CityLife

BBC Philharmonic: Payne, Mahler

BBC Philharmonic
Bridgewater Hall
June 5, 2010

Mahler's tenth symphony was never finished by the composer, and so, as Deryck Cooke, the originator of the generally used performing version, acknowledged, the best you can offer is the realisation of a draft.

We shall never know what Mahler would have finally done with it – and yet there is an incredibly moving effect to be gained from hearing the thoughts he had written. Structurally, they seem complete and express a journey that ends in a reconciliation of sorrow and love that, in the right hands, can move one to tears.

Those right hands were there as Gianandrea Noseda guided the BBC Philharmonic through the music. He caught the sense of infinite sadness even in the first movement, in the mellow sounds which follow the darkness of the huge discord which is its fulcrum.

The scherzo movement was not quite as clinically precise as we have grown to expect from the Phil under Noseda, but energy and brilliance were there – maybe the hot weather took its toll on the possibility of real enjoyment.

But in the final two movements Noseda and his players plumbed the depths of the anguish and eery gloom that come before Mahler’s final and glorious music of redemption through tenderness, and brought the symphony – and the whole Manchester cycle – to a radiant, though whispered, end.

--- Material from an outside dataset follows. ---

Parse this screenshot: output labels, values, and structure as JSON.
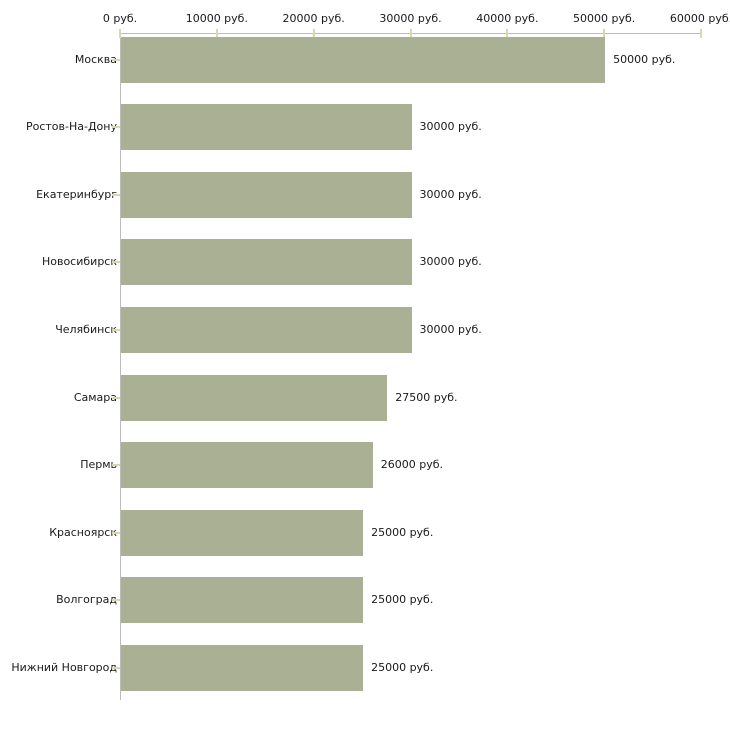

The silence that followed spoke volumes.

The new work preceding Mahler was Anthony Payne’s The Period Of Cosmographie, which employs an orchestra almost as big as Mahler’s to evoke a cold Icelandic landscape – at beginning and end quite film-score-like in its static graphicness.

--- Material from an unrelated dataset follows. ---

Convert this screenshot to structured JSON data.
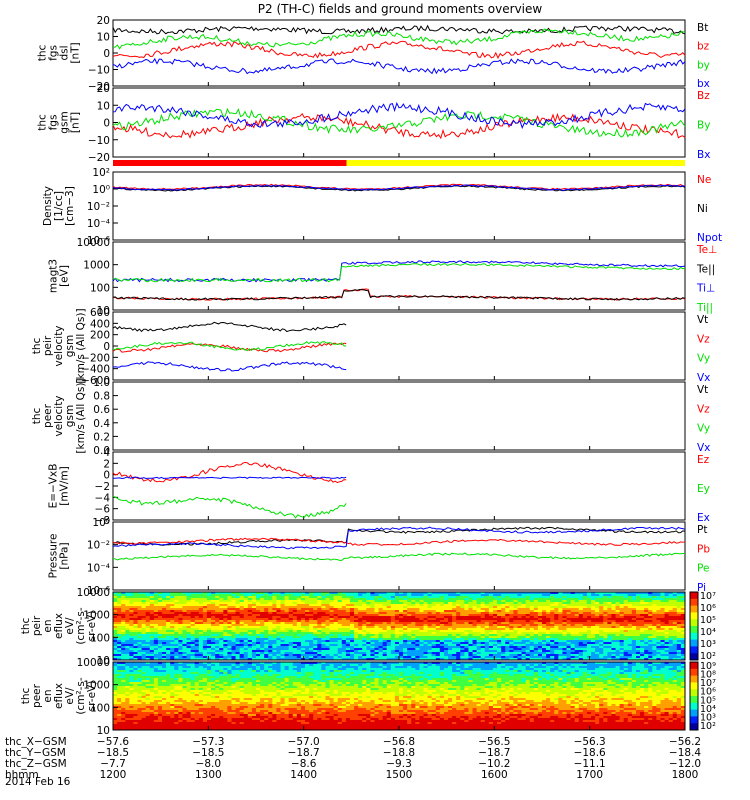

In between, though, there’s plenty going on, with bellowing horns and an intermittent contribution from the bass drum that the composer calls ‘seismic’ (I expect he had to finish it before getting the chance to put in a musical version of an ash cloud). It was highly effective in orchestral colour and scene-painting: a tone poem for our time.

Of the nine world premieres I’ve heard in the Manchester Mahler cycle I would put it pretty high up in order of appeal. Not at the top: that still belongs to Friedrich Cerha’s Like A Tragicomedy, with Kurt Schwertsik’s Nachtmusiken and Edward Gregson’s Dream Song close behind.